= Jason Hsiao =

Jason Hsiao is the president and co-founder of Animoto, an online video creation service, and a former television producer. Hsiao graduated from Dartmouth College.

==Television career==
Hsiao pursued a career in entertainment and produced television and live-event comedies. He was the creator and co-executive producer of Dirty Stinkin' Politics, a political comedy series for Comedy Central, which he developed with Eddie Feldman. He also produced Comedy Central's Showbiz Show with David Spade, and MTV2's sketch comedy show Stankervision and MTV's Viva La Bam. Jason worked with comedians Jimmy Fallon (2002 MTV VMA's), Chris Rock (2003 MTV VMA's), and Colin Quinn (Comedy Central's Tough Crowd).
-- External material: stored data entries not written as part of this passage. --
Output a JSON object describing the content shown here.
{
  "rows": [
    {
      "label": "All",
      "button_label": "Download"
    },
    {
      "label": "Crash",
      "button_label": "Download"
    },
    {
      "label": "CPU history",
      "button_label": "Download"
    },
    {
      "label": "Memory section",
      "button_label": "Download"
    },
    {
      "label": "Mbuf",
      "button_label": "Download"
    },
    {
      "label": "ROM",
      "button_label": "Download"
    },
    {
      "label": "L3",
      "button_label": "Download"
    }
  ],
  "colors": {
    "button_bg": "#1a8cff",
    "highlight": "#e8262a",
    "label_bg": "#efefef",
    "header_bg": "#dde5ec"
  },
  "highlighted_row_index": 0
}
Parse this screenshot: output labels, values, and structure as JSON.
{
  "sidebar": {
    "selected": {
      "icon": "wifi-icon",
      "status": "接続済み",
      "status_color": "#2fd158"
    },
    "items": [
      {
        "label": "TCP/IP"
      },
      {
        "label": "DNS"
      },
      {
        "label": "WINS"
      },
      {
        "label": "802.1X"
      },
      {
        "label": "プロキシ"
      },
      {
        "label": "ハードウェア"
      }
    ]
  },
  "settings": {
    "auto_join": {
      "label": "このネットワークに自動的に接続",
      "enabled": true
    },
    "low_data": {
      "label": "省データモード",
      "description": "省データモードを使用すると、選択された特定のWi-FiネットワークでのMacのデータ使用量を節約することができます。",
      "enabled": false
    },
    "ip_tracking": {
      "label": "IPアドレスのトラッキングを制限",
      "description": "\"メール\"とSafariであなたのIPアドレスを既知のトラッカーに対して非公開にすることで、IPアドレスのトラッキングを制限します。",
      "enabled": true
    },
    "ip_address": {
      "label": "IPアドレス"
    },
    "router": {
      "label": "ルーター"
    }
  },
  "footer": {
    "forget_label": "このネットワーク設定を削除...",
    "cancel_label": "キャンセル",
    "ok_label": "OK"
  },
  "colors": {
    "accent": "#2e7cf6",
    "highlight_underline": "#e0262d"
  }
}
At Tough Crowd, Jason produced segments for comics including Jerry Seinfeld, George Carlin, Dave Chappelle, Sarah Silverman, and Jon Stewart. He made his television debut in a sketch with Denis Leary playing his dream role as a beaten and tied-up Vietnamese villager. He was the creator and producer of New York's Sketch Fights, a live-event competition between TV comedy writers at Carolines Comedy Club. In 2003, Jason produced the stage comedy Matt & Ben which was featured at the HBO Aspen Comedy Festival and then toured across the United States in 12 cities. The play's 11-month Off-Broadway run in New York City was listed among the top five shows of 2003 by Time Magazine.

== Animoto ==
In 2006, Hsiao founded Animoto along with Steve Clifton, Tom Clifton and Brad Jefferson. He currently resides in Brooklyn, where he guides the company’s strategy, product development and innovation for online video creation service.